Enhancing Ambiguous Dynamic Facial Expression Recognition with Soft Label-based Data Augmentation
This work addresses the challenge of ambiguous facial expressions in real-world DFER applications, offering an incremental improvement through a novel data augmentation technique.
The paper tackled the problem of recognizing ambiguous facial expressions in dynamic facial expression recognition (DFER) by proposing MIDAS, a soft label-based data augmentation method, which improved performance over state-of-the-art methods on datasets like DFEW and FERV39k-Plus.

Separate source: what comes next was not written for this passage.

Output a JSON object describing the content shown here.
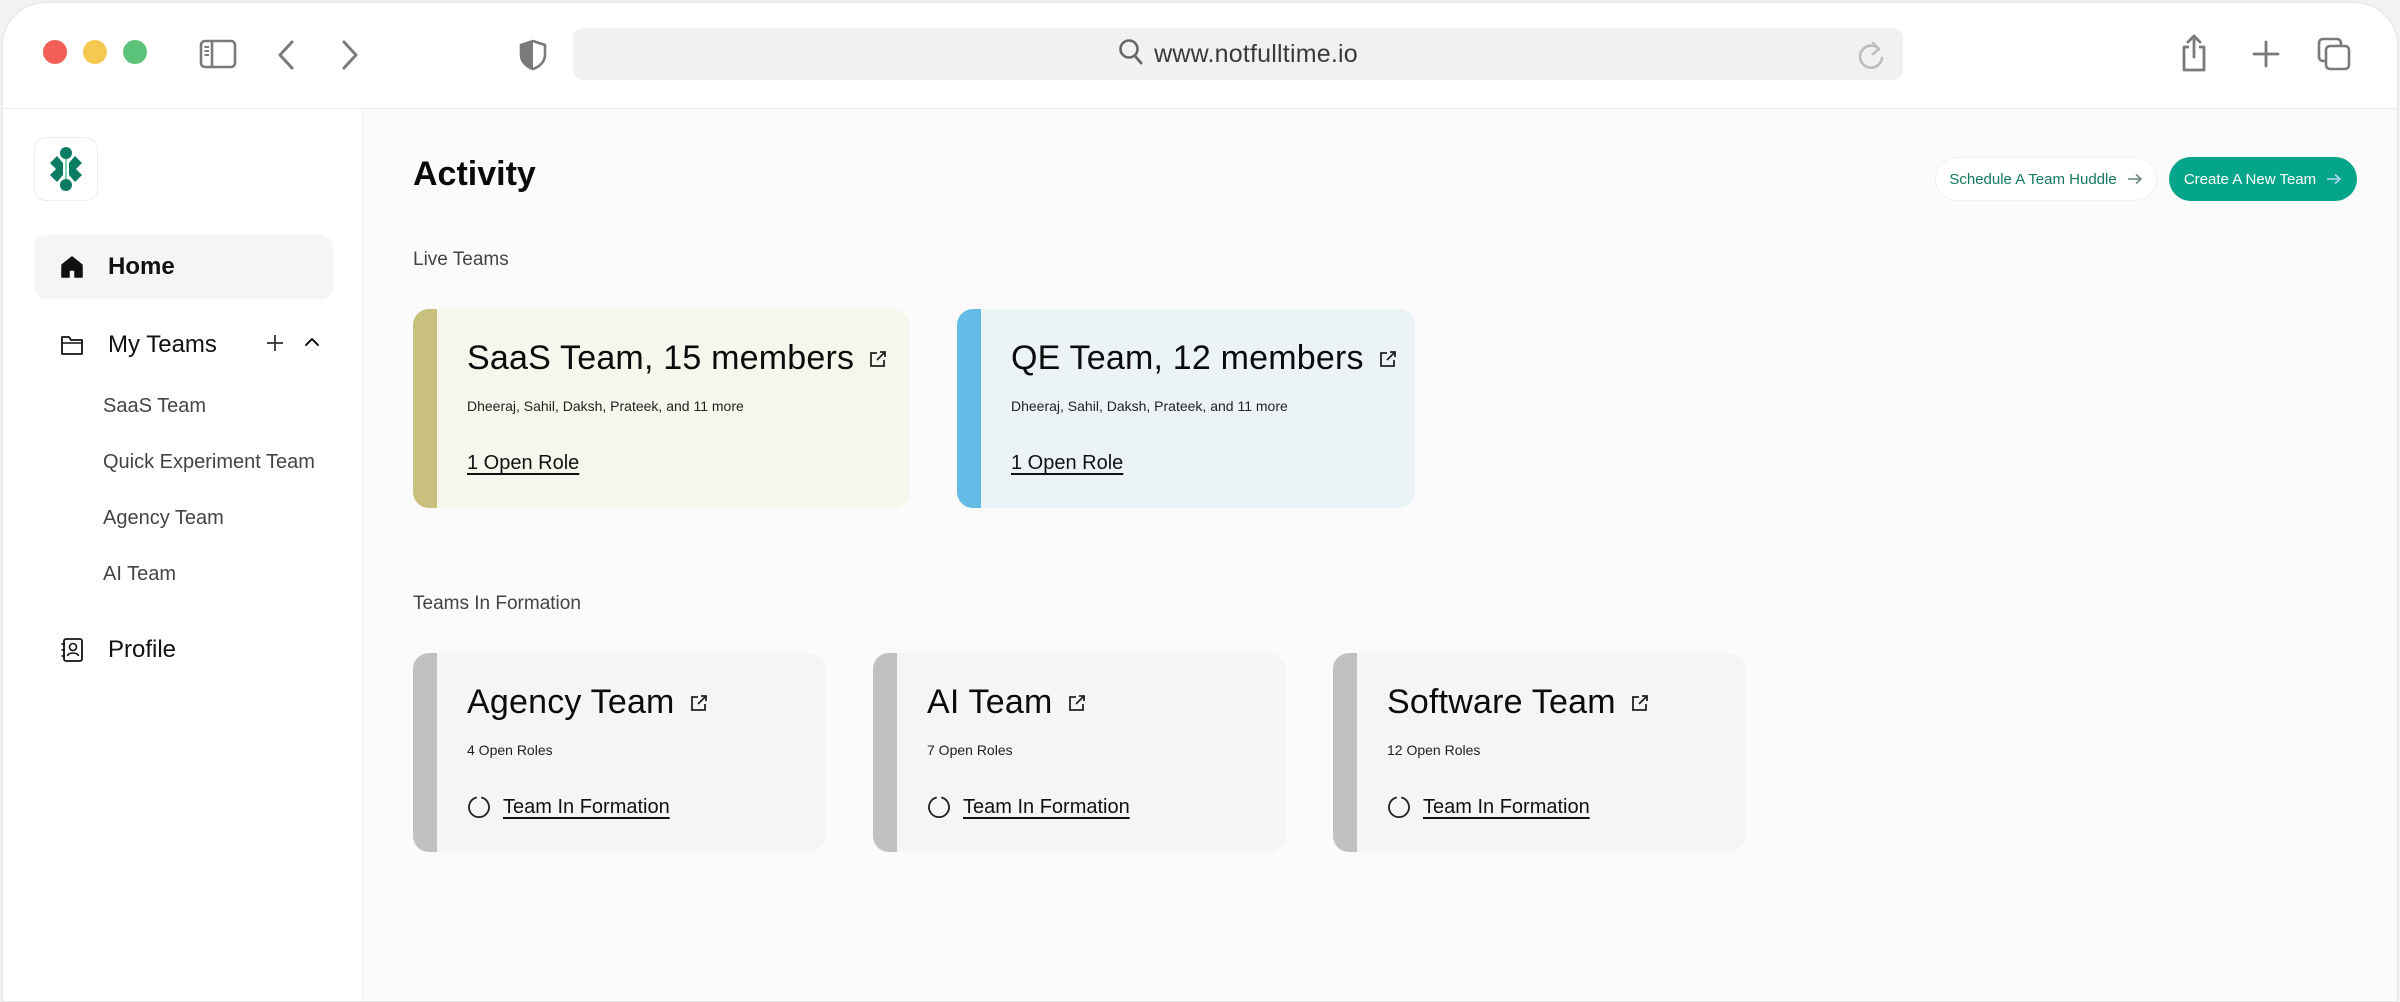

Dynamic facial expression recognition (DFER) is a task that estimates emotions from facial expression video sequences. For practical applications, accurately recognizing ambiguous facial expressions -- frequently encountered in in-the-wild data -- is essential. In this study, we propose MIDAS, a data augmentation method designed to enhance DFER performance for ambiguous facial expression data using soft labels representing probabilities of multiple emotion classes. MIDAS augments training data by convexly combining pairs of video frames and their corresponding emotion class labels. This approach extends mixup to soft-labeled video data, offering a simple yet highly effective method for handling ambiguity in DFER. To evaluate MIDAS, we conducted experiments on both the DFEW dataset and FERV39k-Plus, a newly constructed dataset that assigns soft labels to an existing DFER dataset. The results demonstrate that models trained with MIDAS-augmented data achieve superior performance compared to the state-of-the-art method trained on the original dataset.